Description of problem: Today I upgraded the firmware of my motherboard (Asrock Z68 Pro3) from version 1.10 to 1.60. After that, grub2 won't load anymore from a disk with GUID partition table when AHCI is enabled in the efi setup. When the SATA controller is in the IDE compatibility mode, everything works fine. When grub2 is on a disk with a MBR, everything works fine as well (this is my workaround currently). Before the efi update, everything worked fine as well. There is no detailed changelog I could find, but the list of versions can be found here: http://www.asrock.com/mb/download.us.asp?Model=Z68%20Pro3&o=BIOS I suspect the problem being the efi version 1.30, which lists "Modify for GPT mode." as Description... When the problem occurs, I select to boot from the GPT disk, then at the top left of the screen is a blinking underscore for 1-2 seconds, and then, after that, the blinking underscore is like 2-3 cm below where it was previously and nothing happens anymore. Version-Release number of selected component (if applicable): latest grub2 from the repos, the system is installed with the F16-beta-dvd. How reproducible: always Steps to Reproduce: see above, tied tightly to my motherboard Actual results: system doesn't enter the bootloader menu Expected results: boot fine
I guess this is a duplicate of bug 735733. Can you confirm that?
I do not understand how i should proceed to confirm that. Can you give me some specific steps?
You could try to read through bug 735733 and see if anything indicates that it is or isn't the same issue. You could try to install with the nogpt option and verify that it really do make a difference. You could also try to downgrade the bios and see when it broke and then ask the bios vendor for a bios that works.
really this just sounds like the upstream BIOS vendor broke something in an update, to me. so we can call it a dupe of 735733 or closed upstream.
I experienced the same with Dell Inspiron N7110 (i7, 8GB RAM, 640GB HDD, NVidia 525 Optimus) BIOS A06. So the issue is not limited to Asrock and Lenovo (bug 749325), but there must be quite many other manufacturers, including Dell. "Install to Hard Disk" of FC16 TC3 Live CD using "Replace existing system(s)" partitioning option worked quite well for me, created all the partitions and created the FS fine. But GRUB2 was not installed, so on reboot I got "Operating System not found" error message. Then I used nogpt option. The installer failed, as it was not able to find space on the disk. I had to use fdisk manually to remove GPT from partition table. Then installation went fine, the system boots from HDD. I think entering a boot option and manually play with fdisk is not what people call seamless installation. It can be made automated, I think. BTW, that GPT partition causing my issue was originally created by Win7. It seems that GRUB did not like that.

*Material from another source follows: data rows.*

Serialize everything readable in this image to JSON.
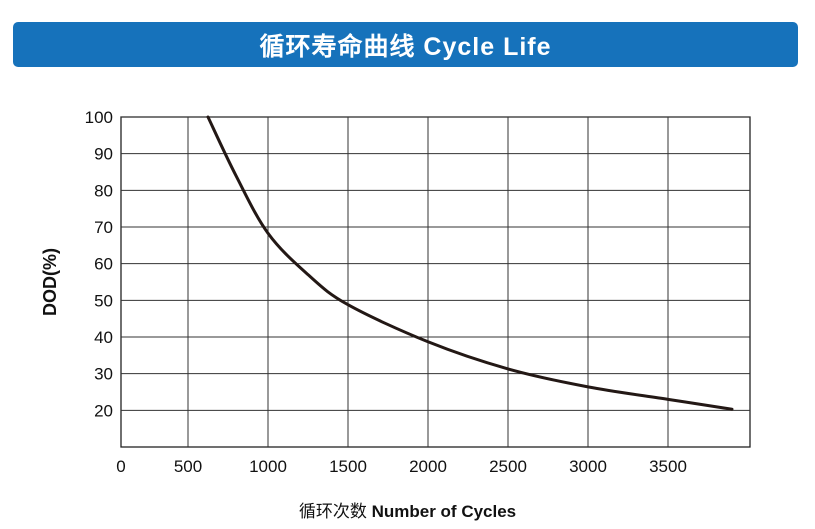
{
  "chart_data": {
    "type": "line",
    "title": "循环寿命曲线 Cycle Life",
    "xlabel_cn": "循环次数",
    "xlabel": "Number of Cycles",
    "ylabel": "DOD(%)",
    "x_ticks": [
      "0",
      "500",
      "1000",
      "1500",
      "2000",
      "2500",
      "3000",
      "3500"
    ],
    "y_ticks": [
      "100",
      "90",
      "80",
      "70",
      "60",
      "50",
      "40",
      "30",
      "20"
    ],
    "ylim": [
      10,
      100
    ],
    "grid": true,
    "series": [
      {
        "x": [
          625,
          800,
          1000,
          1250,
          1500,
          2000,
          2500,
          3000,
          3500,
          3900
        ],
        "y": [
          100,
          84,
          68.3,
          57,
          48.8,
          38.7,
          31.3,
          26.4,
          23.0,
          20.3
        ]
      }
    ],
    "colors": {
      "banner": "#1672bb",
      "line": "#231815"
    }
  }
}
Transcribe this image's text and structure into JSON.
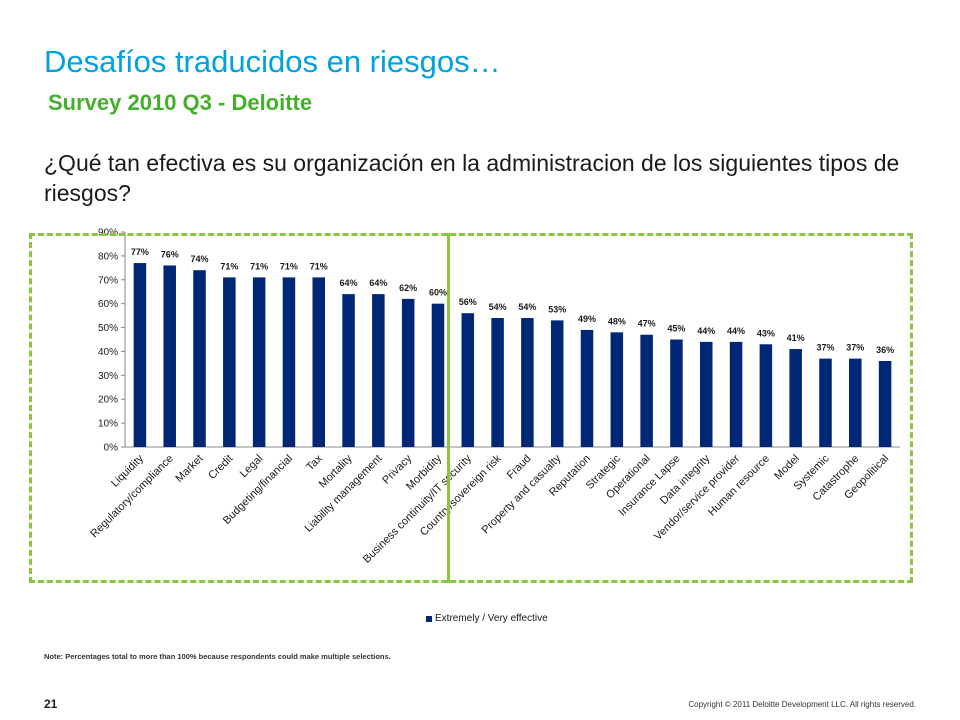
{
  "slide": {
    "title": "Desafíos traducidos en riesgos…",
    "subtitle": "Survey 2010 Q3 - Deloitte",
    "question": "¿Qué tan efectiva es su organización en la administracion de los siguientes tipos de riesgos?",
    "note": "Note:  Percentages total to more than 100% because respondents could make multiple selections.",
    "page_number": "21",
    "copyright": "Copyright © 2011 Deloitte Development LLC. All rights reserved."
  },
  "colors": {
    "bar": "#002776",
    "title": "#00a1de",
    "subtitle": "#43b02a",
    "dashed_box": "#8cc63f"
  },
  "chart_data": {
    "type": "bar",
    "title": "",
    "xlabel": "",
    "ylabel": "",
    "ylim": [
      0,
      90
    ],
    "yticks": [
      "0%",
      "10%",
      "20%",
      "30%",
      "40%",
      "50%",
      "60%",
      "70%",
      "80%",
      "90%"
    ],
    "grid": false,
    "legend_position": "bottom",
    "categories": [
      "Liquidity",
      "Regulatory/compliance",
      "Market",
      "Credit",
      "Legal",
      "Budgeting/financial",
      "Tax",
      "Mortality",
      "Liability management",
      "Privacy",
      "Morbidity",
      "Business continuity/IT security",
      "Country/sovereign risk",
      "Fraud",
      "Property and casualty",
      "Reputation",
      "Strategic",
      "Operational",
      "Insurance Lapse",
      "Data integrity",
      "Vendor/service provider",
      "Human resource",
      "Model",
      "Systemic",
      "Catastrophe",
      "Geopolitical"
    ],
    "series": [
      {
        "name": "Extremely / Very effective",
        "values": [
          77,
          76,
          74,
          71,
          71,
          71,
          71,
          64,
          64,
          62,
          60,
          56,
          54,
          54,
          53,
          49,
          48,
          47,
          45,
          44,
          44,
          43,
          41,
          37,
          37,
          36
        ],
        "labels": [
          "77%",
          "76%",
          "74%",
          "71%",
          "71%",
          "71%",
          "71%",
          "64%",
          "64%",
          "62%",
          "60%",
          "56%",
          "54%",
          "54%",
          "53%",
          "49%",
          "48%",
          "47%",
          "45%",
          "44%",
          "44%",
          "43%",
          "41%",
          "37%",
          "37%",
          "36%"
        ]
      }
    ]
  }
}
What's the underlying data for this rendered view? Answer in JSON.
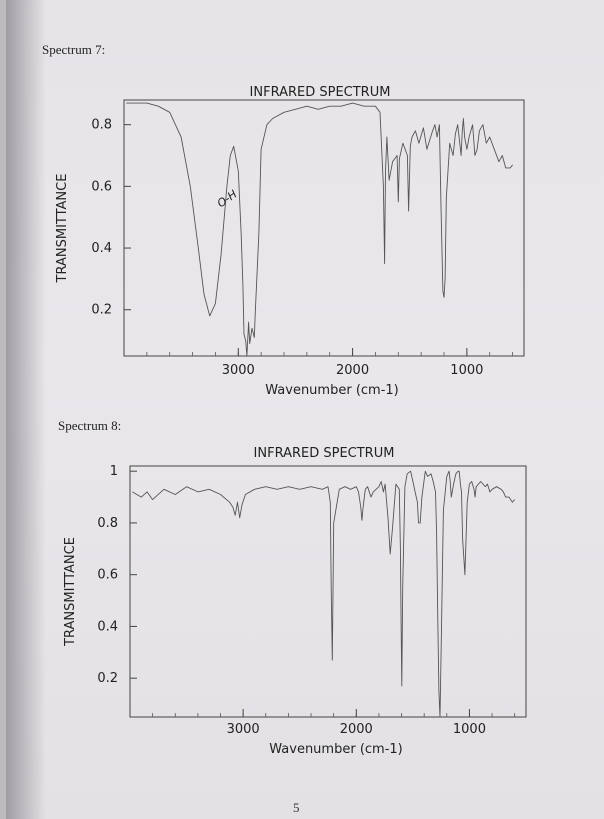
{
  "page": {
    "spectrum7_label": "Spectrum 7:",
    "spectrum8_label": "Spectrum 8:",
    "page_number": "5"
  },
  "chart_data": [
    {
      "type": "line",
      "title": "INFRARED SPECTRUM",
      "xlabel": "Wavenumber (cm-1)",
      "ylabel": "TRANSMITTANCE",
      "xticks": [
        "3000",
        "2000",
        "1000"
      ],
      "yticks": [
        "0.8",
        "0.6",
        "0.4",
        "0.2"
      ],
      "xlim": [
        4000,
        500
      ],
      "ylim": [
        0.05,
        0.88
      ],
      "x_reversed": true,
      "annotations": [
        {
          "text": "O-H",
          "x": 3080,
          "y": 0.55
        }
      ],
      "series": [
        {
          "x": [
            3980,
            3880,
            3800,
            3700,
            3600,
            3500,
            3420,
            3350,
            3300,
            3250,
            3200,
            3150,
            3100,
            3070,
            3040,
            3000,
            2975,
            2960,
            2950,
            2935,
            2925,
            2910,
            2900,
            2880,
            2860,
            2850,
            2820,
            2800,
            2750,
            2700,
            2600,
            2500,
            2400,
            2300,
            2200,
            2100,
            2000,
            1900,
            1800,
            1760,
            1730,
            1720,
            1712,
            1700,
            1680,
            1650,
            1610,
            1600,
            1590,
            1560,
            1520,
            1510,
            1495,
            1480,
            1450,
            1420,
            1380,
            1350,
            1300,
            1280,
            1260,
            1240,
            1225,
            1210,
            1200,
            1190,
            1180,
            1150,
            1120,
            1100,
            1080,
            1050,
            1040,
            1030,
            1020,
            1000,
            980,
            950,
            930,
            910,
            890,
            860,
            830,
            800,
            760,
            720,
            690,
            660,
            620,
            600
          ],
          "y": [
            0.87,
            0.87,
            0.87,
            0.86,
            0.84,
            0.76,
            0.6,
            0.4,
            0.25,
            0.18,
            0.22,
            0.38,
            0.6,
            0.7,
            0.73,
            0.65,
            0.45,
            0.28,
            0.12,
            0.1,
            0.05,
            0.16,
            0.09,
            0.14,
            0.11,
            0.2,
            0.45,
            0.72,
            0.8,
            0.82,
            0.84,
            0.85,
            0.86,
            0.85,
            0.86,
            0.86,
            0.87,
            0.86,
            0.86,
            0.84,
            0.6,
            0.35,
            0.65,
            0.76,
            0.62,
            0.68,
            0.7,
            0.55,
            0.69,
            0.74,
            0.7,
            0.52,
            0.73,
            0.76,
            0.78,
            0.74,
            0.79,
            0.72,
            0.78,
            0.8,
            0.76,
            0.8,
            0.52,
            0.26,
            0.24,
            0.3,
            0.56,
            0.74,
            0.7,
            0.77,
            0.8,
            0.7,
            0.78,
            0.82,
            0.76,
            0.72,
            0.76,
            0.8,
            0.7,
            0.72,
            0.78,
            0.8,
            0.74,
            0.76,
            0.72,
            0.68,
            0.7,
            0.66,
            0.66,
            0.67
          ]
        }
      ]
    },
    {
      "type": "line",
      "title": "INFRARED SPECTRUM",
      "xlabel": "Wavenumber (cm-1)",
      "ylabel": "TRANSMITTANCE",
      "xticks": [
        "3000",
        "2000",
        "1000"
      ],
      "yticks": [
        "1",
        "0.8",
        "0.6",
        "0.4",
        "0.2"
      ],
      "xlim": [
        4000,
        500
      ],
      "ylim": [
        0.05,
        1.02
      ],
      "x_reversed": true,
      "series": [
        {
          "x": [
            3980,
            3900,
            3850,
            3800,
            3700,
            3600,
            3500,
            3400,
            3300,
            3200,
            3120,
            3090,
            3070,
            3050,
            3030,
            3010,
            2980,
            2900,
            2800,
            2700,
            2600,
            2500,
            2400,
            2300,
            2250,
            2230,
            2222,
            2212,
            2200,
            2150,
            2100,
            2050,
            2000,
            1980,
            1960,
            1950,
            1940,
            1920,
            1900,
            1870,
            1850,
            1800,
            1780,
            1760,
            1745,
            1720,
            1700,
            1680,
            1650,
            1620,
            1610,
            1605,
            1598,
            1590,
            1570,
            1550,
            1520,
            1500,
            1480,
            1460,
            1450,
            1445,
            1435,
            1420,
            1390,
            1370,
            1340,
            1320,
            1300,
            1290,
            1280,
            1270,
            1260,
            1250,
            1230,
            1200,
            1180,
            1170,
            1160,
            1140,
            1120,
            1100,
            1090,
            1080,
            1070,
            1060,
            1040,
            1020,
            1000,
            980,
            960,
            950,
            940,
            900,
            860,
            840,
            820,
            800,
            760,
            720,
            700,
            680,
            650,
            620,
            600
          ],
          "y": [
            0.92,
            0.9,
            0.92,
            0.89,
            0.93,
            0.91,
            0.94,
            0.92,
            0.93,
            0.91,
            0.88,
            0.86,
            0.83,
            0.88,
            0.82,
            0.87,
            0.91,
            0.93,
            0.94,
            0.93,
            0.94,
            0.93,
            0.94,
            0.93,
            0.94,
            0.88,
            0.55,
            0.27,
            0.8,
            0.93,
            0.94,
            0.93,
            0.94,
            0.92,
            0.86,
            0.81,
            0.86,
            0.93,
            0.94,
            0.9,
            0.92,
            0.94,
            0.96,
            0.92,
            0.95,
            0.82,
            0.68,
            0.78,
            0.95,
            0.93,
            0.7,
            0.45,
            0.17,
            0.55,
            0.94,
            0.99,
            1.0,
            0.96,
            0.92,
            0.88,
            0.8,
            0.8,
            0.8,
            0.9,
            1.0,
            0.98,
            0.99,
            0.96,
            0.92,
            0.76,
            0.45,
            0.15,
            0.05,
            0.3,
            0.85,
            0.98,
            1.0,
            0.96,
            0.9,
            0.95,
            0.99,
            1.0,
            1.0,
            0.95,
            0.92,
            0.74,
            0.6,
            0.88,
            0.95,
            0.96,
            0.93,
            0.9,
            0.94,
            0.96,
            0.94,
            0.95,
            0.92,
            0.93,
            0.94,
            0.93,
            0.92,
            0.9,
            0.9,
            0.88,
            0.89
          ]
        }
      ]
    }
  ]
}
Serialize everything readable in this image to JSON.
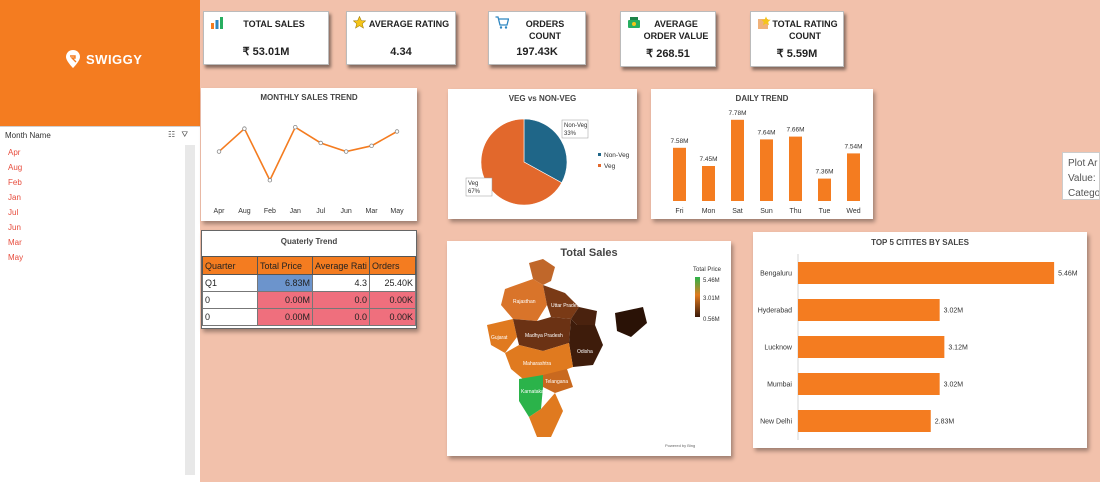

(In reply to comment #5) > But GRUB2 was not installed, so on reboot I got "Operating > System not found" error message. Just to clarify: do you know for sure that grub2 wasn't installed? In that case anaconda.log would be interesting. Or is it just your conclusion that when it doesn't work then grub2 wasn't installed correctly? It also seems to me like your failure mode is a bit different than discussed here and on bug 749325. In their cases something (the boot loader) is hanging in slight different ways. In your case the bootloader isn't found at all. Note also that this issue is using EFI boot(?) - it seems like you are using BIOS boot?
> do you know for sure that grub2 wasn't installed? Sorry, my wording was really not correct, I am not sure what really happened. As we speak about my primary machine, I do not want to reproduce the issue to find what went wrong. I actually tried "grub2-install /dev/sda" first and, as far as I remember, it printed some error logs. But maybe I just used it incorrectly. > using BIOS boot? I guess... I do not know, I just pressed shiny plastic button with rounded corners. :)
(In reply to comment #7) IMHO it look more and more like a completely different issue. Some specific information - such as the exact error messages and anaconda.log - could tell. I think it would be better to file a new issue for that.
It is not clear what the real problem was here, and as pointed out in comment 4 it most of all looks like a bad firmware update.